ING Economics ING Economics 25.09.2023 11:14
Eurozone PMI once again signals contraction in activity in September The PMI ticked up slightly from 46.7 to 47.1 in September. This is better than expected but does not ease concerns about a possible contraction in GDP in the second half of the year.   To be fair, the PMIs are getting harder to read at this point. The slight tick-up from last month does end a streak of four consecutive declines in the composite PMI, but it remains firmly in contraction territory. While better than analysts had expected, the overall picture remains rather bleak on economic growth and adds to contraction concerns. Still, at least today’s PMI indicates that the deterioration of conditions has stopped for the moment. Perhaps that’s the glass-half-full take because the underlying picture that the PMI paints is far from positive. The decline in demand is worsening as new orders fell at the fastest pace since late 2020. Manufacturing has performed poorly for quite some time, but the fact that services are the main contributor to the drop in new orders shows that the weakening of demand in the eurozone is becoming more broad-based.

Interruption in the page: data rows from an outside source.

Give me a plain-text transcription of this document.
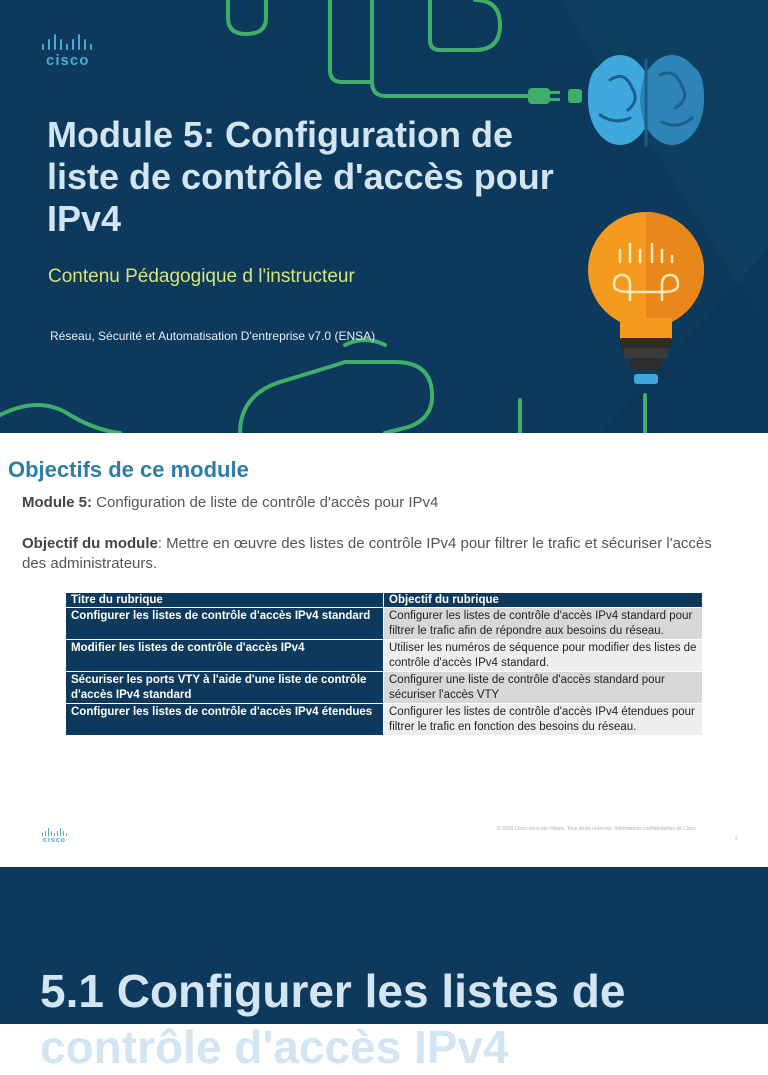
cisco
Module 5: Configuration de liste de contrôle d'accès pour IPv4
Contenu Pédagogique d l'instructeur
Réseau, Sécurité et Automatisation D'entreprise v7.0 (ENSA)
Objectifs de ce module

Module 5: Configuration de liste de contrôle d'accès pour IPv4

Objectif du module: Mettre en œuvre des listes de contrôle IPv4 pour filtrer le trafic et sécuriser l'accès des administrateurs.

Titre du rubrique	Objectif du rubrique
Configurer les listes de contrôle d'accès IPv4 standard	Configurer les listes de contrôle d'accès IPv4 standard pour filtrer le trafic afin de répondre aux besoins du réseau.
Modifier les listes de contrôle d'accès IPv4	Utiliser les numéros de séquence pour modifier des listes de contrôle d'accès IPv4 standard.
Sécuriser les ports VTY à l'aide d'une liste de contrôle d'accès IPv4 standard	Configurer une liste de contrôle d'accès standard pour sécuriser l'accès VTY
Configurer les listes de contrôle d'accès IPv4 étendues	Configurer les listes de contrôle d'accès IPv4 étendues pour filtrer le trafic en fonction des besoins du réseau.
cisco
© 2016 Cisco et/ou ses filiales. Tous droits réservés. Informations confidentielles de Cisco
2
5.1 Configurer les listes de contrôle d'accès IPv4
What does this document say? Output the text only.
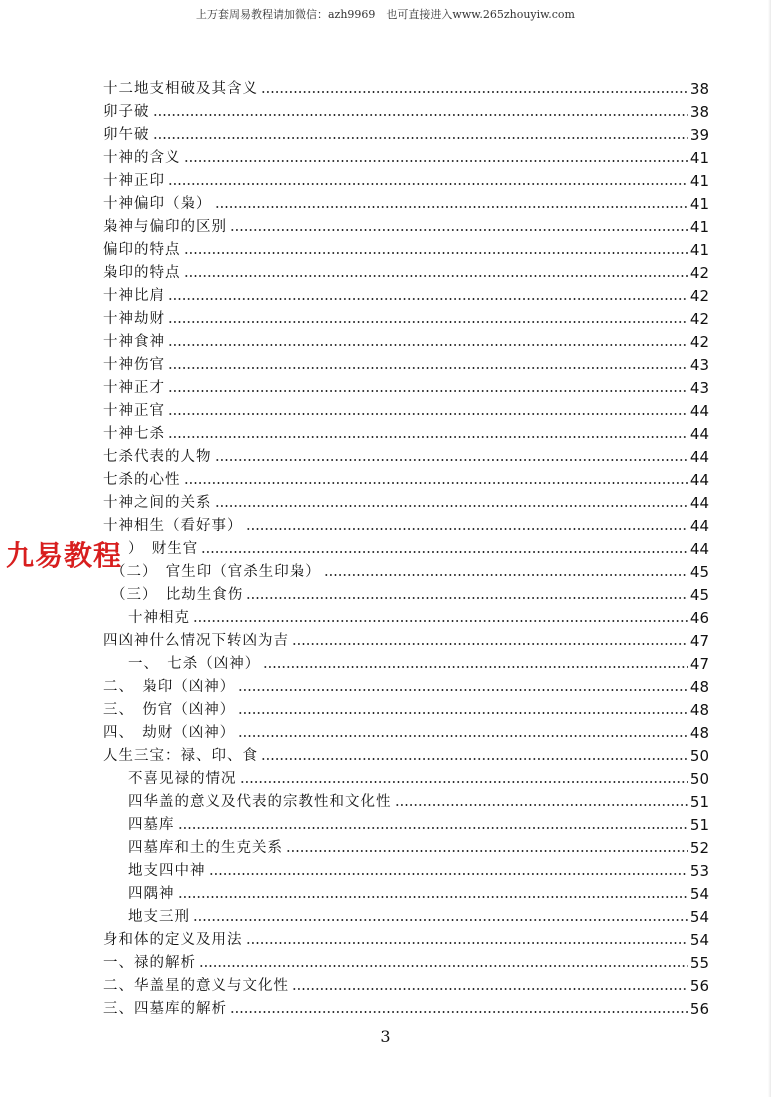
上万套周易教程请加微信：azh9969　也可直接进入www.265zhouyiw.com
十二地支相破及其含义	38
卯子破	38
卯午破	39
十神的含义	41
十神正印	41
十神偏印（枭）	41
枭神与偏印的区别	41
偏印的特点	41
枭印的特点	42
十神比肩	42
十神劫财	42
十神食神	42
十神伤官	43
十神正才	43
十神正官	44
十神七杀	44
七杀代表的人物	44
七杀的心性	44
十神之间的关系	44
十神相生（看好事）	44
）　财生官	44
（二）　官生印（官杀生印枭）	45
（三）　比劫生食伤	45
十神相克	46
四凶神什么情况下转凶为吉	47
一、　七杀（凶神）	47
二、　枭印（凶神）	48
三、　伤官（凶神）	48
四、　劫财（凶神）	48
人生三宝：禄、印、食	50
不喜见禄的情况	50
四华盖的意义及代表的宗教性和文化性	51
四墓库	51
四墓库和土的生克关系	52
地支四中神	53
四隅神	54
地支三刑	54
身和体的定义及用法	54
一、禄的解析	55
二、华盖星的意义与文化性	56
三、四墓库的解析	56
九易教程
3
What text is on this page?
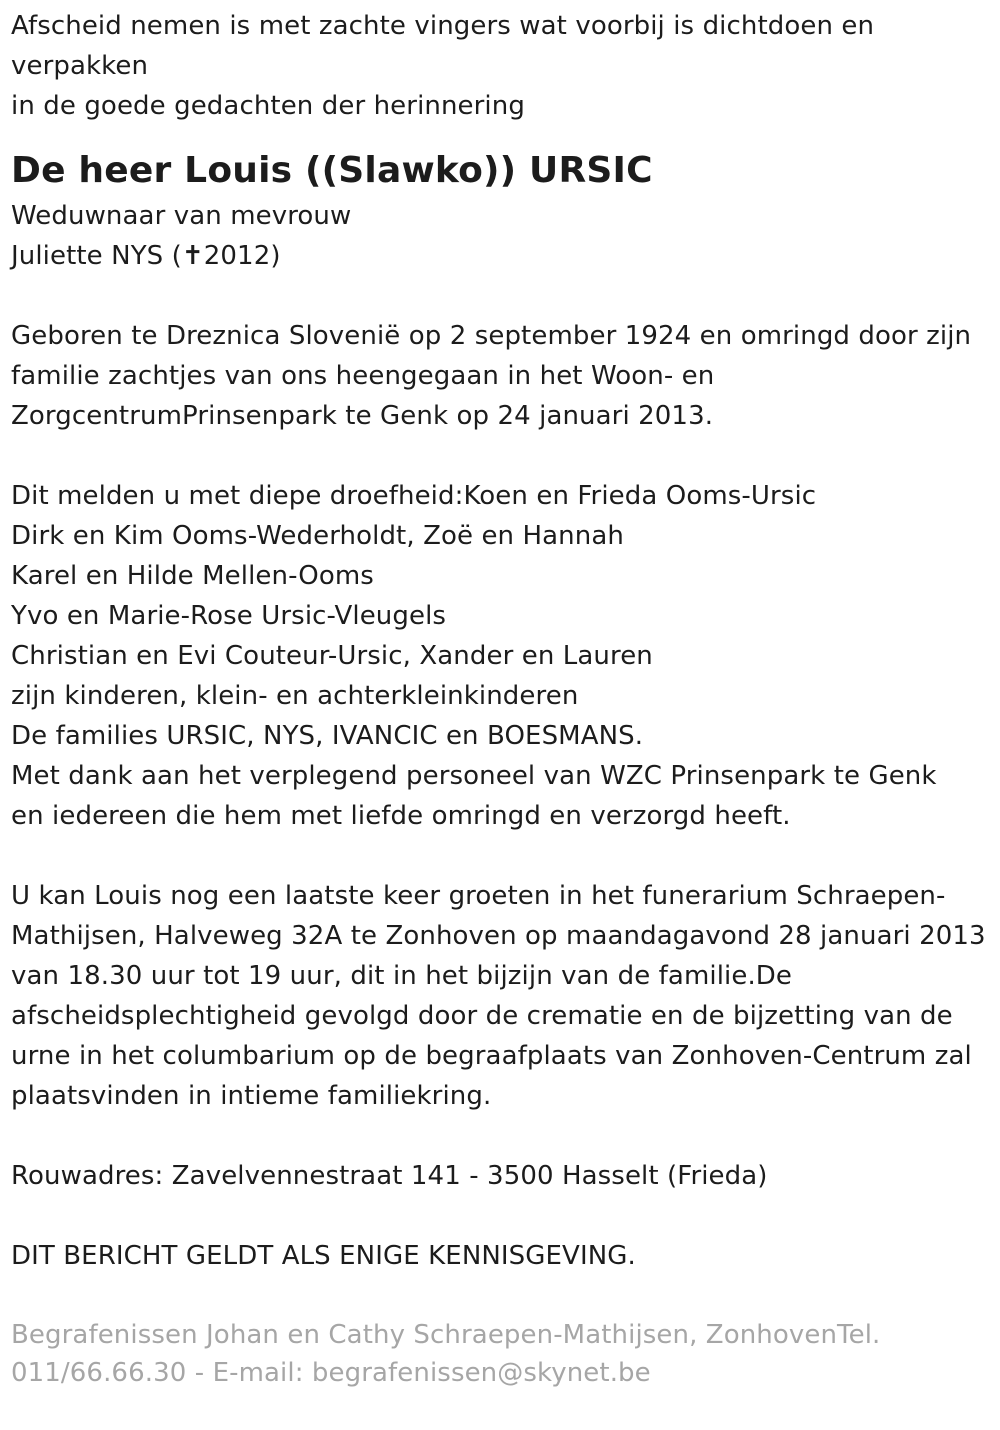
Afscheid nemen is met zachte vingers wat voorbij is dichtdoen en
verpakken
in de goede gedachten der herinnering
De heer Louis ((Slawko)) URSIC
Weduwnaar van mevrouw
Juliette NYS (✝2012)
Geboren te Dreznica Slovenië op 2 september 1924 en omringd door zijn
familie zachtjes van ons heengegaan in het Woon- en
ZorgcentrumPrinsenpark te Genk op 24 januari 2013.
Dit melden u met diepe droefheid:Koen en Frieda Ooms-Ursic
Dirk en Kim Ooms-Wederholdt, Zoë en Hannah
Karel en Hilde Mellen-Ooms
Yvo en Marie-Rose Ursic-Vleugels
Christian en Evi Couteur-Ursic, Xander en Lauren
zijn kinderen, klein- en achterkleinkinderen
De families URSIC, NYS, IVANCIC en BOESMANS.
Met dank aan het verplegend personeel van WZC Prinsenpark te Genk
en iedereen die hem met liefde omringd en verzorgd heeft.
U kan Louis nog een laatste keer groeten in het funerarium Schraepen-
Mathijsen, Halveweg 32A te Zonhoven op maandagavond 28 januari 2013
van 18.30 uur tot 19 uur, dit in het bijzijn van de familie.De
afscheidsplechtigheid gevolgd door de crematie en de bijzetting van de
urne in het columbarium op de begraafplaats van Zonhoven-Centrum zal
plaatsvinden in intieme familiekring.
Rouwadres: Zavelvennestraat 141 - 3500 Hasselt (Frieda)
DIT BERICHT GELDT ALS ENIGE KENNISGEVING.
Begrafenissen Johan en Cathy Schraepen-Mathijsen, ZonhovenTel.
011/66.66.30 - E-mail: begrafenissen@skynet.be
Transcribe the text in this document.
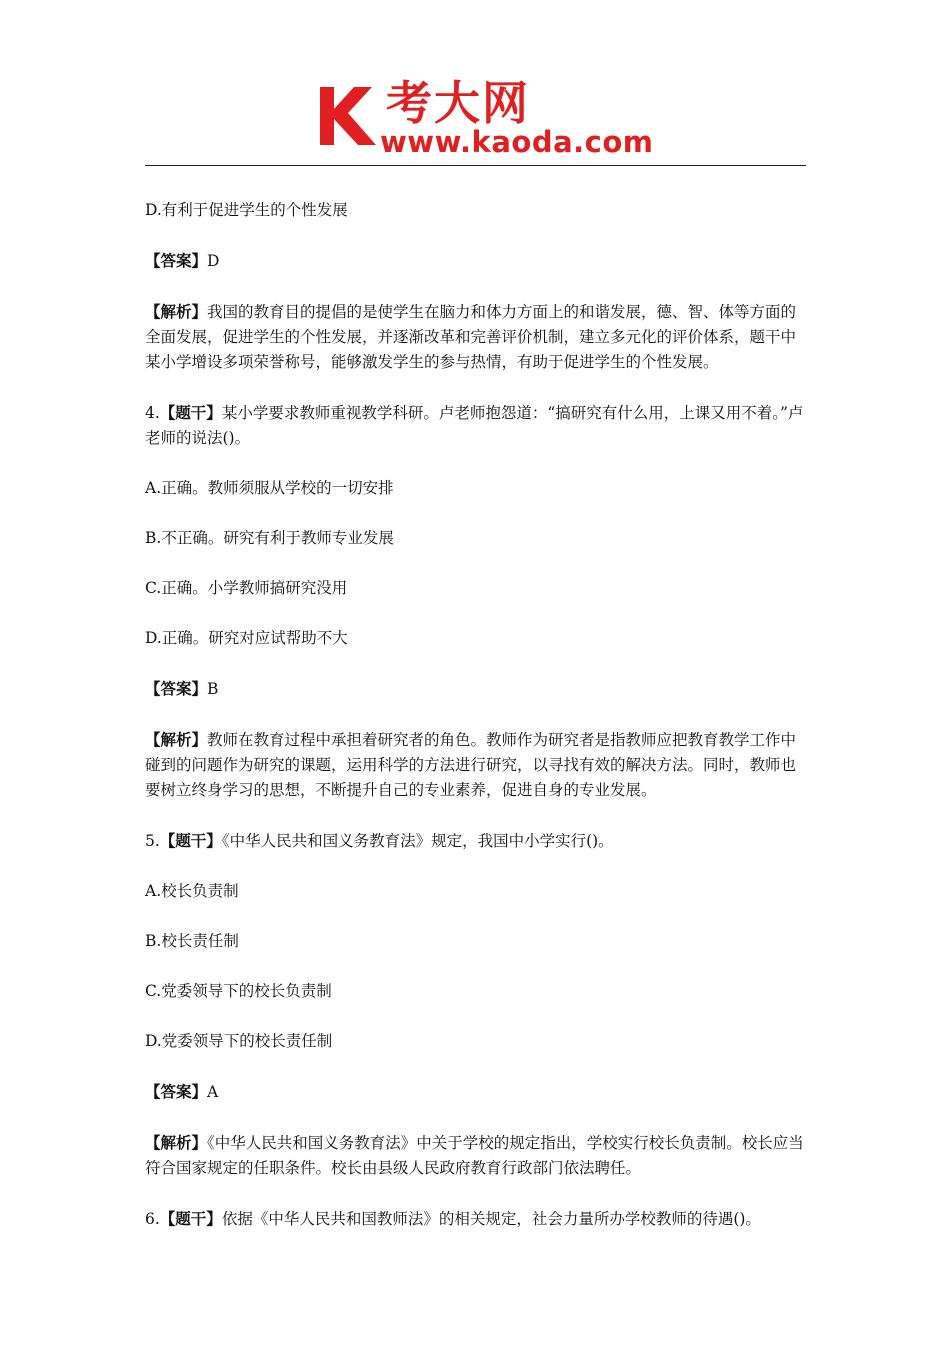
考大网
www.kaoda.com

D.有利于促进学生的个性发展

【答案】D

【解析】我国的教育目的提倡的是使学生在脑力和体力方面上的和谐发展，德、智、体等方面的全面发展，促进学生的个性发展，并逐渐改革和完善评价机制，建立多元化的评价体系，题干中某小学增设多项荣誉称号，能够激发学生的参与热情，有助于促进学生的个性发展。

4.【题干】某小学要求教师重视教学科研。卢老师抱怨道：“搞研究有什么用，上课又用不着。”卢老师的说法()。

A.正确。教师须服从学校的一切安排

B.不正确。研究有利于教师专业发展

C.正确。小学教师搞研究没用

D.正确。研究对应试帮助不大

【答案】B

【解析】教师在教育过程中承担着研究者的角色。教师作为研究者是指教师应把教育教学工作中碰到的问题作为研究的课题，运用科学的方法进行研究，以寻找有效的解决方法。同时，教师也要树立终身学习的思想，不断提升自己的专业素养，促进自身的专业发展。

5.【题干】《中华人民共和国义务教育法》规定，我国中小学实行()。

A.校长负责制

B.校长责任制

C.党委领导下的校长负责制

D.党委领导下的校长责任制

【答案】A

【解析】《中华人民共和国义务教育法》中关于学校的规定指出，学校实行校长负责制。校长应当符合国家规定的任职条件。校长由县级人民政府教育行政部门依法聘任。

6.【题干】依据《中华人民共和国教师法》的相关规定，社会力量所办学校教师的待遇()。
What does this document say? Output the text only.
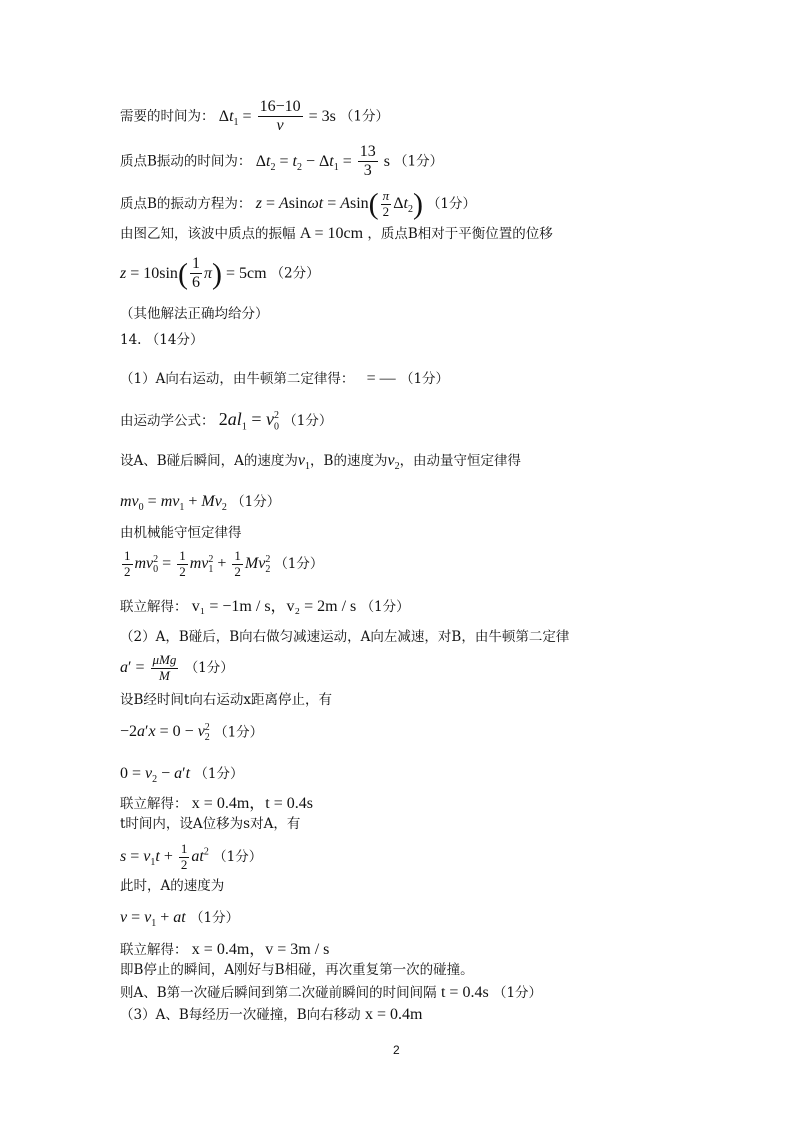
需要的时间为： $\Delta t_1 = \frac{16-10}{v} = 3s$ （1分）
质点B振动的时间为： $\Delta t_2 = t_2 - \Delta t_1 = \frac{13}{3}$ s （1分）
质点B的振动方程为： $z = Asin\omega t = Asin( \frac{\pi}{2} \Delta t_2)$ （1分）
由图乙知，该波中质点的振幅 A = 10cm ，质点B相对于平衡位置的位移
$z = 10\sin( \frac{1}{6} \pi) = 5cm$ （2分）
（其他解法正确均给分）
14. （14分）
（1）A向右运动，由牛顿第二定律得：   = — （1分）
由运动学公式： $2al_1 = v_0^2$ （1分）
设A、B碰后瞬间，A的速度为$v_1$，B的速度为$v_2$，由动量守恒定律得
$mv_0 = mv_1 + Mv_2$ （1分）
由机械能守恒定律得
$\frac{1}{2} mv_0^2 = \frac{1}{2} mv_1^2 + \frac{1}{2} Mv_2^2$ （1分）
联立解得： v₁ = −1m / s，v₂ = 2m / s （1分）
（2）A，B碰后，B向右做匀减速运动，A向左减速，对B，由牛顿第二定律
$a' = \frac{\text{μMg}}{M} (1$分）
设B经时间t向右运动x距离停止，有
$-2a'x = 0 - v_2^2$ （1分）
$0 = v_2 - a't$ （1分）
联立解得： x = 0.4m，t = 0.4s
t时间内，设A位移为s对A，有
$s = v_1t + \frac{1}{2} at^2$ （1分）
此时，A的速度为
$v = v_1$ + at （1分）
联立解得： x = 0.4m，v = 3m / s
即B停止的瞬间，A刚好与B相碰，再次重复第一次的碰撞。
则A、B第一次碰后瞬间到第二次碰前瞬间的时间间隔 t = 0.4s （1分）
（3）A、B每经历一次碰撞，B向右移动 x = 0.4m
2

Businesses are still working off old orders at the moment, which is keeping output reasonable right now. Still, that suggests a weaker outlook for the months ahead. With hiring slowing to a snail’s pace, concerns about activity in the months ahead remain. Our base case is for a continuation of very slow growth, more or less stagnation, which means that a quarter of negative growth is certainly imaginable. The inflation picture is also getting more complicated. The surge in oil prices and high wage growth have caused input prices to increase again, which is mainly the case for the service sector. In manufacturing, input prices have turned deflationary. Still, the increase in service sector costs has not resulted in accelerated selling price inflation. Weaker demand is resulting in slowing selling prices in services and in outright drops in prices for manufacturing. Music to the ears of the European Central Bank, no doubt.